Par ailleurs, La Gazette de Bruxelles Agriculture-Industrie-Commerce mentionnait en 1863 l’existence du Lambic, du Faro et de la bière de Mars comme « bière de ménage », indiquant que ces bières étaient consommées comme bière de table. Elles étaient vendues en tonneaux de 25 litres.
Des registres du commerce des XVIe et XVIIe siècles nous apprennent que nos bières artisanales se vendaient beaucoup en Orient. Ils mentionnent une commande de 200 bouteilles de Gueuze-Lambic passée par l’attaché commercial de Constantinople chez un brasseur de Bruxelles. Ces bouteilles furent expédiées à Constantinople pour le compte du Sultan Abdul Medjid.
Le nom Lambic serait dérivé d’alambic. Les cuves de brassage actuelles ont toujours la forme particulière d’un alambic, comme on en utilise en France pour distiller le Calvados. L’alambic est un appareil arrivé chez nous en provenance d’Afrique du Nord, en passant par l’Espagne et la France. Il est originaire du Moyen-Orient. Initialement, la bière était brassée dans une cuve ouverte, et mélangée manuellement à l’aide de spatules en bois.
La fédération brassicole connaît aujourd’hui encore « l’Ordre du fourquet ». La cuisson avait évidemment lieu dans des cuves relativement petites. L’utilisation de l’alambic a également entraîné l’apparition de grandes cuves de brassage en cuivre. Les brasseurs utilisaient du froment et de l’orge pour produire de la bière, et bon nombre d’entre-eux étaient également distillateurs de genièvre à l’époque. La distillation du genièvre a été réglementée vers le début du XXe siècle par la loi sur l’ivresse publique, appelée « Loi Van de Velde ».
Un grand changement intervint en 1911, lorsque la fille cadette de Paul Walravens, Celina, épousa Frans Timmermans, fils de brasseur de Zuun. Ils mirent un terme aux activités de la ferme et du verger et consacrèrent toute leur énergie à la brasserie. Cela voulait dire aussi que dorénavant, il faudrait acheter les cerises. Jusqu’alors, les bières fruitées avaient été produites en utilisant les récoltes des vergers… Aujourd’hui encore, on connait une petite brasserie qui fabrique de la Kriek avec ses propres récoltes. Mais en cas de mauvaise année pour la récolte des cerises, leur production de Kriek est limitée, voire inexistante.

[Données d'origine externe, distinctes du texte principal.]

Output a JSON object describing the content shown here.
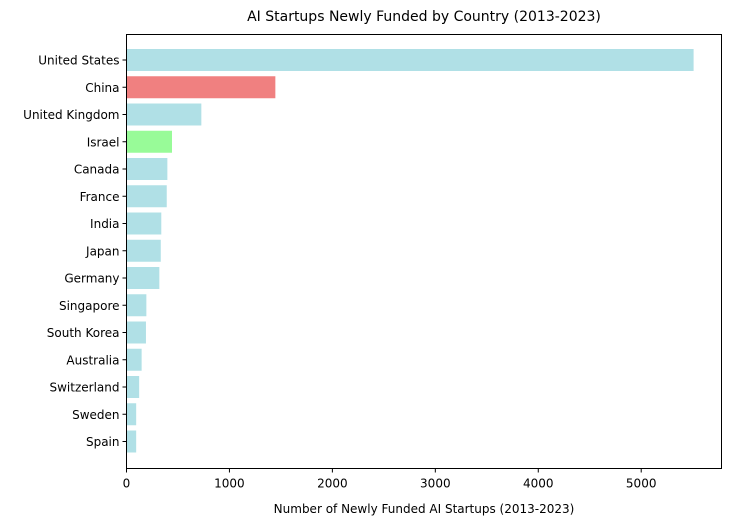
{
  "chart_data": {
    "type": "bar",
    "orientation": "horizontal",
    "title": "AI Startups Newly Funded by Country (2013-2023)",
    "xlabel": "Number of Newly Funded AI Startups (2013-2023)",
    "ylabel": "",
    "xlim": [
      0,
      5780
    ],
    "xticks": [
      0,
      1000,
      2000,
      3000,
      4000,
      5000
    ],
    "grid": false,
    "legend": "none",
    "categories": [
      "United States",
      "China",
      "United Kingdom",
      "Israel",
      "Canada",
      "France",
      "India",
      "Japan",
      "Germany",
      "Singapore",
      "South Korea",
      "Australia",
      "Switzerland",
      "Sweden",
      "Spain"
    ],
    "values": [
      5509,
      1446,
      727,
      442,
      397,
      391,
      338,
      333,
      319,
      193,
      189,
      147,
      123,
      94,
      94
    ],
    "colors": [
      "#b0e0e6",
      "#f08080",
      "#b0e0e6",
      "#98fb98",
      "#b0e0e6",
      "#b0e0e6",
      "#b0e0e6",
      "#b0e0e6",
      "#b0e0e6",
      "#b0e0e6",
      "#b0e0e6",
      "#b0e0e6",
      "#b0e0e6",
      "#b0e0e6",
      "#b0e0e6"
    ]
  }
}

En 1920, le relais-poste fut fermé. Il fut démoli par la suite et c’est à cet endroit que fut bâtie la maison d’habitation actuelle. Frans devint bourgmestre de la ville d’Itterbeek, qu’il dirigea pendant des années depuis la brasserie. Après son décès, son gendre Paul Van Cutsem rebaptisa la brasserie « De Mol » en brasserie « Timmermans ».
Membre de la « Finest Beer Selection » d’Anthony Martin depuis 1993, Timmermans a su préserver son authenticité et son « savoir-faire » tout en bénéficiant de l’expertise unique du groupe John Martin.